Former President Olusegun Obasanjo, in his open letter to President Muhammadu Buhari on Monday, expressed his fears about Nigeria should the country fail to find an effective solution to the current security challenges facing it.

Obasanjo said he is “deeply worried about four avoidable calamities” among which is possible attacks on the Fulani having been “rightly or wrongly” perceived as perpetrators of criminal activities all over the country including banditry, kidnapping, armed robbery and killings.

The former president said his concerns include “spontaneous or planned reprisal attacks against Fulanis which may inadvertently or advertently mushroom into pogrom or Rwanda-type genocide that we did not believe could happen and yet it happened”.

Also Read: signs of Rwanda

This is why it is pertinent to highlight the following 10 key points about Rwandan 1994 Genocide for the benefit of all concerned Nigerians, whom Obasanjo described as “all right-thinking Nigerians and those resident in Nigeria”.

1. The Rwandan Genocide was a genocidal mass slaughter of the people of the Tutsi and moderate Hutus in the country which started from April 7 and spanned through July 15, 1994. The Hutus, who were the majority of Rwandans, were targeting the people of minority Tutsi community in the country as well as their political opponents, regardless of their ethnic origin.

2. Within the 100 days of the killing spree, it was estimated that 800,000 Rwandans were killed, accounting for about 20 percent of the country’s total population and 70 percent of the Tutsi then living in Rwanda.

3. On the eve of April 7, 1994, a plane carrying the then-Rwandan President Juvénal Habyarimana and his Burundi counterpart Cyprien Ntaryamira was shot down, killing everyone on board while the plane was about to land in the Rwandan capital, Kigali.

4. The genocidal killings started the following day as Hutu extremists began a campaign of mass slaughter.

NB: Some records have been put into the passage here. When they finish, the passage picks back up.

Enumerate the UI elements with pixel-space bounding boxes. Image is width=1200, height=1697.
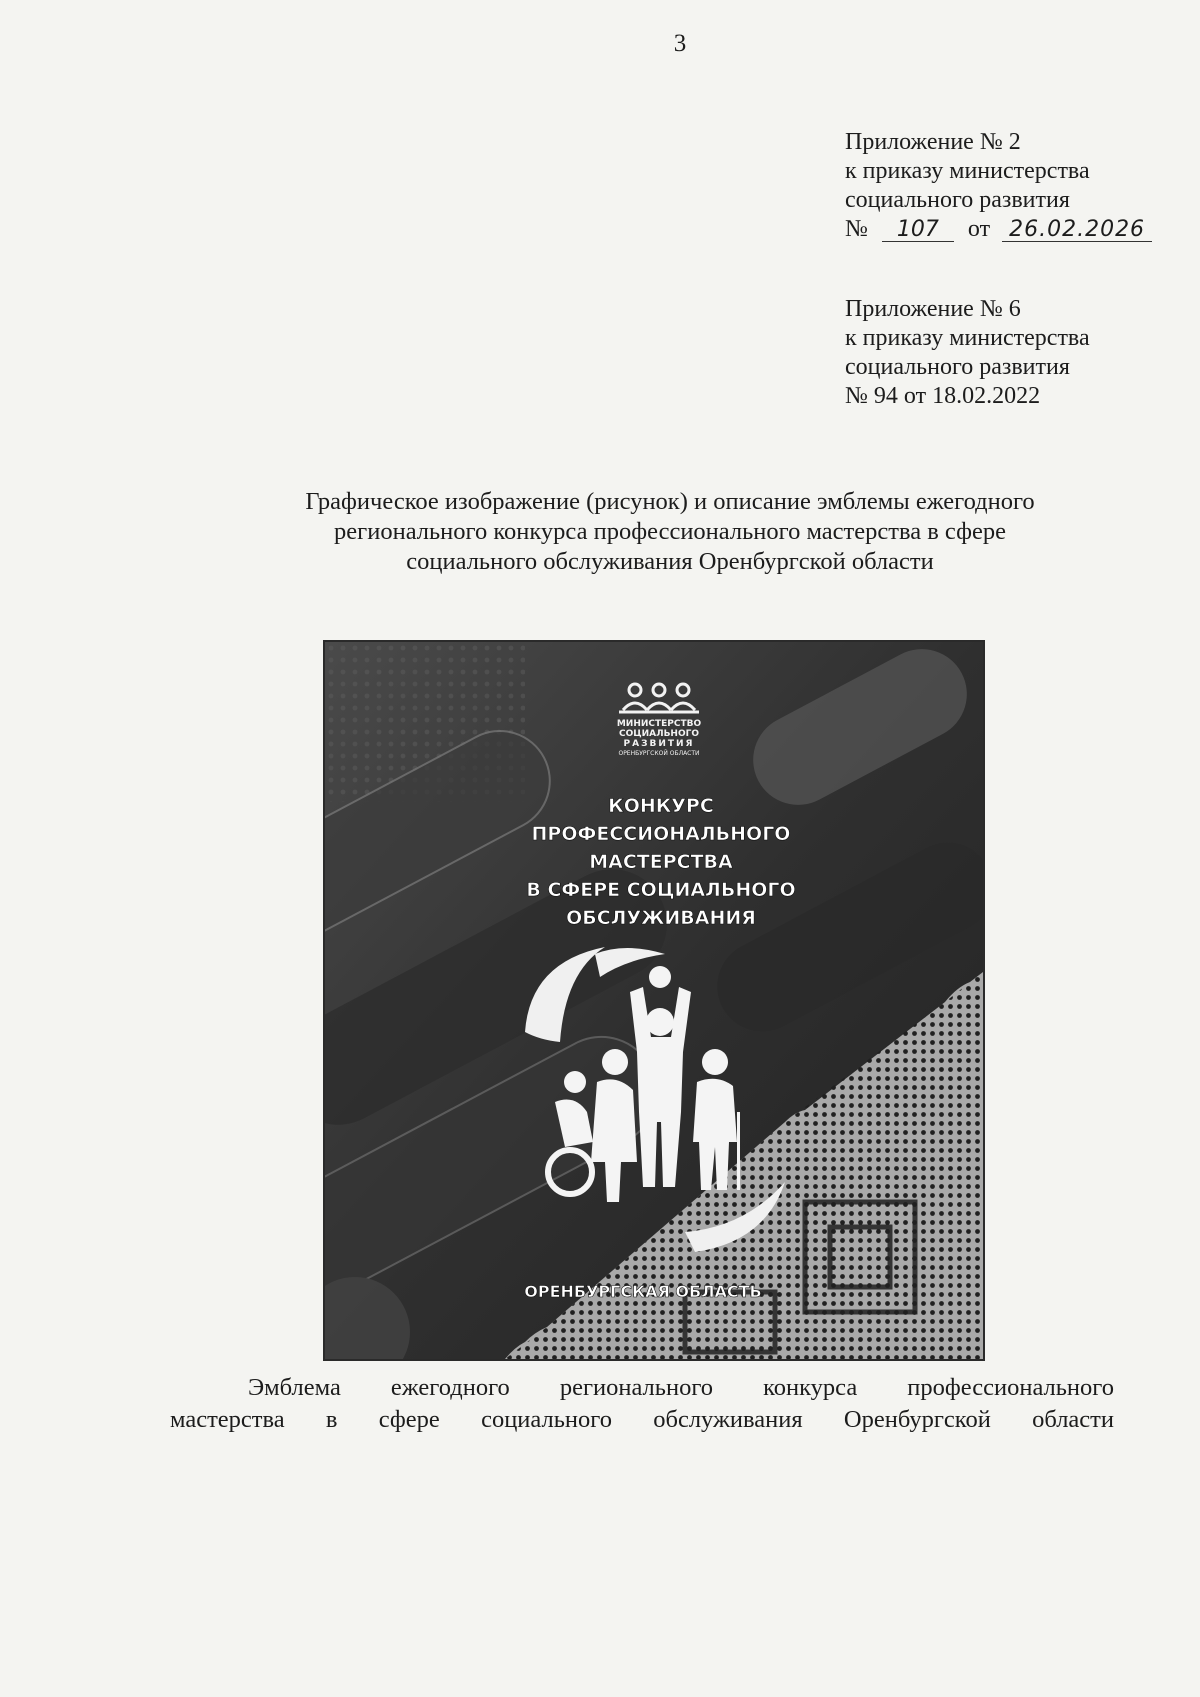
ministry-line: РАЗВИТИЯ — [623, 739, 695, 749]
title-line: социального обслуживания Оренбургской области — [406, 548, 934, 575]
handwritten-order-date: 26.02.2026 — [1002, 219, 1152, 242]
number-sign: № — [845, 216, 868, 242]
appendix-title: Приложение № 2 — [845, 129, 1021, 155]
contest-title-line: МАСТЕРСТВА — [589, 851, 733, 873]
caption-line: мастерства в сфере социального обслуживания Оренбургской области — [170, 1406, 1114, 1433]
page-number: 3 — [673, 30, 687, 57]
appendix-order-line: к приказу министерства — [845, 158, 1090, 184]
caption-line: Эмблема ежегодного регионального конкурса профессионального — [248, 1374, 1114, 1401]
contest-title-line: В СФЕРЕ СОЦИАЛЬНОГО — [526, 879, 796, 901]
region-label: ОРЕНБУРГСКАЯ ОБЛАСТЬ — [524, 1282, 762, 1301]
date-prefix: от — [967, 216, 991, 242]
appendix-previous-block — [845, 295, 1090, 411]
document-title — [220, 487, 1120, 577]
ministry-line: СОЦИАЛЬНОГО — [618, 729, 700, 739]
emblem-graphic — [325, 642, 983, 1359]
contest-title-line: ПРОФЕССИОНАЛЬНОГО — [531, 823, 791, 845]
contest-emblem-image — [323, 640, 985, 1361]
ministry-line: МИНИСТЕРСТВО — [616, 719, 702, 729]
contest-title-line: ОБСЛУЖИВАНИЯ — [566, 907, 756, 929]
appendix-current-block — [845, 128, 1152, 244]
appendix-ministry-line: социального развития — [845, 187, 1070, 213]
appendix-title: Приложение № 6 — [845, 296, 1021, 322]
ministry-line: ОРЕНБУРГСКОЙ ОБЛАСТИ — [618, 750, 700, 757]
appendix-number-date-line: № 94 от 18.02.2022 — [845, 383, 1041, 409]
emblem-caption — [170, 1372, 1114, 1436]
contest-title-line: КОНКУРС — [608, 795, 714, 817]
appendix-order-line: к приказу министерства — [845, 325, 1090, 351]
appendix-ministry-line: социального развития — [845, 354, 1070, 380]
title-line: регионального конкурса профессионального мастерства в сфере — [334, 518, 1006, 545]
handwritten-order-number: 107 — [882, 219, 954, 242]
title-line: Графическое изображение (рисунок) и описание эмблемы ежегодного — [305, 488, 1035, 515]
appendix-number-date-line — [845, 215, 1152, 244]
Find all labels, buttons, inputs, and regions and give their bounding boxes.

Soldiers, police and militias set up checkpoints and roadblocks to slaughter Tutsis by demanding for people’s national identity cards which at the time had citizens’ ethnic group on them.

5. Although these killings started by detonating grenades and shooting of guns, they were largely done by machetes which most Rwandans kept around their houses. It was reported that Rwanda imported about $750,000 worth of machetes into the country from China a year earlier.

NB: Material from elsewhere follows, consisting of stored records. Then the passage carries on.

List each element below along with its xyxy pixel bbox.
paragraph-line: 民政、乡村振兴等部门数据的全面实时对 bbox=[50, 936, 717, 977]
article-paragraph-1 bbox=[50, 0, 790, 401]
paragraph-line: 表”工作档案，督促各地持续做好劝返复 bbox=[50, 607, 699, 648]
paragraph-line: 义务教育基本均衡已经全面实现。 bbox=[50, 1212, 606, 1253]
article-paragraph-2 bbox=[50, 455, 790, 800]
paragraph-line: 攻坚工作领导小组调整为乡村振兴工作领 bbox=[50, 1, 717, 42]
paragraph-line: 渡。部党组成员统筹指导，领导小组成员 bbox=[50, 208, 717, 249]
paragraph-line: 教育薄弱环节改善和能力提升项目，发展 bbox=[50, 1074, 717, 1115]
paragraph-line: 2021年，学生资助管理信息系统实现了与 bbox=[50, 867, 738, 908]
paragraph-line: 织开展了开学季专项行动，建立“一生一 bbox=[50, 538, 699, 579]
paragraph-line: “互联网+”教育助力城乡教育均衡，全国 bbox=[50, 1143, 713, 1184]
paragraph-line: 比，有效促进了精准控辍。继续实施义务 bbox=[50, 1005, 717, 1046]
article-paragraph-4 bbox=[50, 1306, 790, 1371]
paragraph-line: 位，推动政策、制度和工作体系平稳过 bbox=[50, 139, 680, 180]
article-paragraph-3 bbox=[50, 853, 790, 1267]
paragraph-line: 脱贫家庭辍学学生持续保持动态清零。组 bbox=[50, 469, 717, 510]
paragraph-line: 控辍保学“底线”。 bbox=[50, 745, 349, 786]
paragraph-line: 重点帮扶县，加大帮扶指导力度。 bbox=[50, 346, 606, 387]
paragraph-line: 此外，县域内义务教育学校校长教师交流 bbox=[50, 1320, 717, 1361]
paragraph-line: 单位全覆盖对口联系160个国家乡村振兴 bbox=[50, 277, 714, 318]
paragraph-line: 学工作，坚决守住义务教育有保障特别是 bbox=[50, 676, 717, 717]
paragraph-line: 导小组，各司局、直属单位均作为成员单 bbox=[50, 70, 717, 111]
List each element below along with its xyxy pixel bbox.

6. The number of rape victims recorded in the course of the mass murder ranged from 250,000 to 500,000 women, leading to the birth of about 20,000 children from these women with an estimate of more than 67 percent of the rape victims counted to have been infected with HIV.

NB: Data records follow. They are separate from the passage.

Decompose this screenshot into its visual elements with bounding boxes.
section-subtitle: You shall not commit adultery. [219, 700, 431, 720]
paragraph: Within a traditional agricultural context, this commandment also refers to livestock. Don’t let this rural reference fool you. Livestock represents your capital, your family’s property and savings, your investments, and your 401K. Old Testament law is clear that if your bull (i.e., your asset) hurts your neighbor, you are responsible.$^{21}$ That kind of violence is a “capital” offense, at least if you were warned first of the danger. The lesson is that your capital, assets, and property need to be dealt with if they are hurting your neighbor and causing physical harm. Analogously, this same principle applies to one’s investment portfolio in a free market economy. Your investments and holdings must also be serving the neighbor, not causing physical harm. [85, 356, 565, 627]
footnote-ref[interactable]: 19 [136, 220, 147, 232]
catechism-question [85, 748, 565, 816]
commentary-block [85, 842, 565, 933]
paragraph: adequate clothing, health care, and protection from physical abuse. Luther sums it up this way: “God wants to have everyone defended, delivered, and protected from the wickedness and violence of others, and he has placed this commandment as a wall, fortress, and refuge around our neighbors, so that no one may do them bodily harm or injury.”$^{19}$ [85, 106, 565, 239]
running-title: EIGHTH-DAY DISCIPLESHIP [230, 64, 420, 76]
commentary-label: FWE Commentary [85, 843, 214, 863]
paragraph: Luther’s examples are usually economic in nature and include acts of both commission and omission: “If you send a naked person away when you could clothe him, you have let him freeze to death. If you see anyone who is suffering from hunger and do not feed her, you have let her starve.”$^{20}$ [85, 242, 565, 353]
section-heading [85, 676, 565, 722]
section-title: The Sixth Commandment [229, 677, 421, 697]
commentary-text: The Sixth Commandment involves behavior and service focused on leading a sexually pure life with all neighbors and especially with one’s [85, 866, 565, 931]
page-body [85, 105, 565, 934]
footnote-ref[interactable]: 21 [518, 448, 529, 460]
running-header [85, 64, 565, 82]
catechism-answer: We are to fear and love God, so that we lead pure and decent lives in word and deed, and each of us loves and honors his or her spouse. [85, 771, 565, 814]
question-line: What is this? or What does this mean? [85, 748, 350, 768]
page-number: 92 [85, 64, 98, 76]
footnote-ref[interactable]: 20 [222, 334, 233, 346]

7. The media was used to play a major role as local radio stations and newspaper outlets were set up to circulate propaganda stories and broadcast reports, urging people to “weed out the cockroaches”, meaning kill the Tutsis.

8. About 200,000 people participated in the perpetration of the genocide. The murderers were incentivised in the form of money, food, or land, to kill their Tutsi neighbours.

9. Tens of thousands of Tutsis who made attempts to escape the horrific killings by running to churches, hospitals, schools, and government offices were murdered in cold blood in the genocide. These places were known by Rwandans as places of refuge. It was worrisome that the Hutu extremists did not allow the corpses of Tutsis to be buried, leaving their bodies where they were killed and allowing animals to feed on them.

10. The Rwandan Genocide ended after the Rwandan Patriotic Front (RPF), a trained military group consisting of Tutsis, who had been exiled in earlier years to Uganda with the support of Uganda’s army, took over the country by entering Kigali.

Owing to the fear of attacks, about 2 million Hutus, including the civilians and some of those involved in the genocide, fled across the border into the Democratic Republic of Congo, Burundi and Tanzania. The RPF gained full control of the country and towards mid-July 1994, the genocide ended.